President Recep Tayyip Erdogan has said Moscow’s military actions amount to a ‘heavy blow’ to regional peace and stability and reiterated Turkey’s ‘call for a resolution of the problems between Russia and Ukraine’.

‘We cannot give up on either of the countries. We have political, economic and military relations with Russia, and we also have political, economic and military relations with Ukraine,’ Erdogan said.

Pakistan is another ally who have been tepid in their response to the invasion of Ukraine.

In fact, Pakistani Prime Minister Imran Khan is the first world leader to have met with Putin after the invasion begun.

Khan had gone to Moscow with the aim of enhancing economic ties with Russia, one of the world’s largest producers of gas, at a time when Pakistan’s energy needs are escalating.

Which countries have supported Russia in their action against Ukraine?
Belarus has sided with Russia, and have sent help in to aid Putin’s forces.

A tweet from the official Twitter account of the Ukrainian parliament claimed that troops ‘have entered’ the region of Chernihiv, in northern Ukraine.

The UK has levied sanctions on a number of Belarusian officials to inflict ‘economic pain on Putin and those closest to him.’

The Foreign Office said the Belarusian military has ‘supported and enabled the Russian invasion of Ukraine.’

Myanmar have gone on record as calling the invasion of Ukraine ‘justified.’

Government spokesman Zaw Min Tun said Moscow’s military had ‘carried out what is justified for the sustainability of their country’s sovereignty.’

‘Russia shows its position to the world as a world power,’ he added in the statement, which was also released in Russian.

Venezuela have not openly supported the invasion of Ukraine, but they have condemned the US for allegedly aiding in the breaking of the Minsk agreement.

‘The Bolivarian Republic of Venezuela expresses its worry over the worsening of the crisis in Ukraine, and laments the mockery and violation of the Minsk accords on the part of NATO, encouraged by the United States of America,’ the ministry said in a statement.

The Minsk agreements were a series of international agreements which sought to end the war in the Donbas region of Ukraine.

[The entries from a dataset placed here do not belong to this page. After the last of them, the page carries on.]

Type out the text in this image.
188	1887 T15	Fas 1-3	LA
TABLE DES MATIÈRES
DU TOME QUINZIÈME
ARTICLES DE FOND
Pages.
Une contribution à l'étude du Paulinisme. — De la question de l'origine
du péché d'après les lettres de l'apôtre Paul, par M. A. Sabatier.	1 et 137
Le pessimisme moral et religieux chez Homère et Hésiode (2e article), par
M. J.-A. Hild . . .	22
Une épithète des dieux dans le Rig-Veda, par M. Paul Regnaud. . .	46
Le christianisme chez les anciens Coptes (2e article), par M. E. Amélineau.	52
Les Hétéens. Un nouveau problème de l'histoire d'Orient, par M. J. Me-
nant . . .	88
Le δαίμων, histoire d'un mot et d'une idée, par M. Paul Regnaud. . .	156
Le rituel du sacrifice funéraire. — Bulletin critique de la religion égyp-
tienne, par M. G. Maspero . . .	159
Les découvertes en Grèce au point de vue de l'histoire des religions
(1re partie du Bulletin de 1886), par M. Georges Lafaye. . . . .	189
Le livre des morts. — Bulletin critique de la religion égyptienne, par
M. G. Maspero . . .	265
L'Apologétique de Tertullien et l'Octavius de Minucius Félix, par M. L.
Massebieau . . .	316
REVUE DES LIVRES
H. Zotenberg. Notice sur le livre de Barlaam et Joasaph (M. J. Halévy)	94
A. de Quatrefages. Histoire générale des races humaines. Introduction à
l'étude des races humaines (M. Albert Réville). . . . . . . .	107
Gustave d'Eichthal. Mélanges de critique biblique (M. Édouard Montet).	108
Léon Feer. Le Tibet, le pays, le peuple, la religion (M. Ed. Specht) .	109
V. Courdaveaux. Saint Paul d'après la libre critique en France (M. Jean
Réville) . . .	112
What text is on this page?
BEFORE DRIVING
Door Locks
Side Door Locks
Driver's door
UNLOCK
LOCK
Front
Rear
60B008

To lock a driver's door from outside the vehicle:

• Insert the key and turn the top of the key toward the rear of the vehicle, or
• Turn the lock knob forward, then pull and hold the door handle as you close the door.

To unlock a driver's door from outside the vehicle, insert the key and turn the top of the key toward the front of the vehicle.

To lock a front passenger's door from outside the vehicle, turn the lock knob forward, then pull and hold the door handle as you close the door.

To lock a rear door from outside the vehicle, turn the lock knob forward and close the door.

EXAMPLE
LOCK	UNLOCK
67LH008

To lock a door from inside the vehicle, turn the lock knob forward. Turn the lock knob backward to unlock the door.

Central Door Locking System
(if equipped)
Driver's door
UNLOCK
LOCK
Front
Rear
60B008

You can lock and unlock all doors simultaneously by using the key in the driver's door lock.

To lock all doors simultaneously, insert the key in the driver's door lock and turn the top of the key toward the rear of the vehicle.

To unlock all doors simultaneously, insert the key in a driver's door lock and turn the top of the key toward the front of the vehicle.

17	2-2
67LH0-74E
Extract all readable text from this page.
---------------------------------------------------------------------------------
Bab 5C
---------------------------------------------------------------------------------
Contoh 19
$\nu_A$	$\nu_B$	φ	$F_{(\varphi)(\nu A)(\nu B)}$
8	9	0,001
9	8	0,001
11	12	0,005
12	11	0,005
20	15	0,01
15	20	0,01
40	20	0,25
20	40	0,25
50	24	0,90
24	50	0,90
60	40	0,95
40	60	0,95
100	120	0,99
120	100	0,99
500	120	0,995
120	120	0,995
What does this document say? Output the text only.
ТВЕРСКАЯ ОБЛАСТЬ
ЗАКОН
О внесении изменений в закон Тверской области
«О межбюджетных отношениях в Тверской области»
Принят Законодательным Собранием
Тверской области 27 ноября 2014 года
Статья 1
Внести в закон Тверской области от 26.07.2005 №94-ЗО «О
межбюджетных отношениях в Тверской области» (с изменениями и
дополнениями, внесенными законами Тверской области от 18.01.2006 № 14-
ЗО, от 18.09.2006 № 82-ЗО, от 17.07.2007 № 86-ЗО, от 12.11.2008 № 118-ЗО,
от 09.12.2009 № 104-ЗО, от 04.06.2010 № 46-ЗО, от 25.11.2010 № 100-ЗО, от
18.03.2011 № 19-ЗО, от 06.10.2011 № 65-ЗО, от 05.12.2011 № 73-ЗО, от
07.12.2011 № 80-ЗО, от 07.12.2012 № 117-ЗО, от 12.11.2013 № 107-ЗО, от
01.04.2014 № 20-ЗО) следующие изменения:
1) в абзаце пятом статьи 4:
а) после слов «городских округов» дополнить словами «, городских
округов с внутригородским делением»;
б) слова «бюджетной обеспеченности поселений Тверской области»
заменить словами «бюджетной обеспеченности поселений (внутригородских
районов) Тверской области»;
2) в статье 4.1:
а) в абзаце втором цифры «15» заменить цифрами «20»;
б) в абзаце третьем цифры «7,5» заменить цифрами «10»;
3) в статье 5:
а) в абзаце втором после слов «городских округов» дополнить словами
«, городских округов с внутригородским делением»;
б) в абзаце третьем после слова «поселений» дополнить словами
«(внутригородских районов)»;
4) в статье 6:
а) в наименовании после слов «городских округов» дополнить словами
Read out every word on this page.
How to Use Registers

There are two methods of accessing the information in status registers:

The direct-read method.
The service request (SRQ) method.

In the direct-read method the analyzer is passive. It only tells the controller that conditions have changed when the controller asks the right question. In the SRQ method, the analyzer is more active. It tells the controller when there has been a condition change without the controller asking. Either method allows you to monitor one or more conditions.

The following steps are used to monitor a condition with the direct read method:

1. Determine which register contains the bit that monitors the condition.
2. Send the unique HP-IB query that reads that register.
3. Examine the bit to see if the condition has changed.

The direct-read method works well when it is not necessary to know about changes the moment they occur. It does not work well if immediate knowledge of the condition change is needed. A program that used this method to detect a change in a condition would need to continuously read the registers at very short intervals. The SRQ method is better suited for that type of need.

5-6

Syria has also supported Putin’s actions.

Syrian President Bashar al-Assad had a phone call with Putin during which Al Jazeera reported that he praised Russia’s military incursion into Ukraine, denouncing what he called Western ‘hysteria’ surrounding it.

Al-Assad told Putin what was happening in Ukraine was a ‘correction of history and restoration of balance which was lost in the world after the breakup of the Soviet Union.’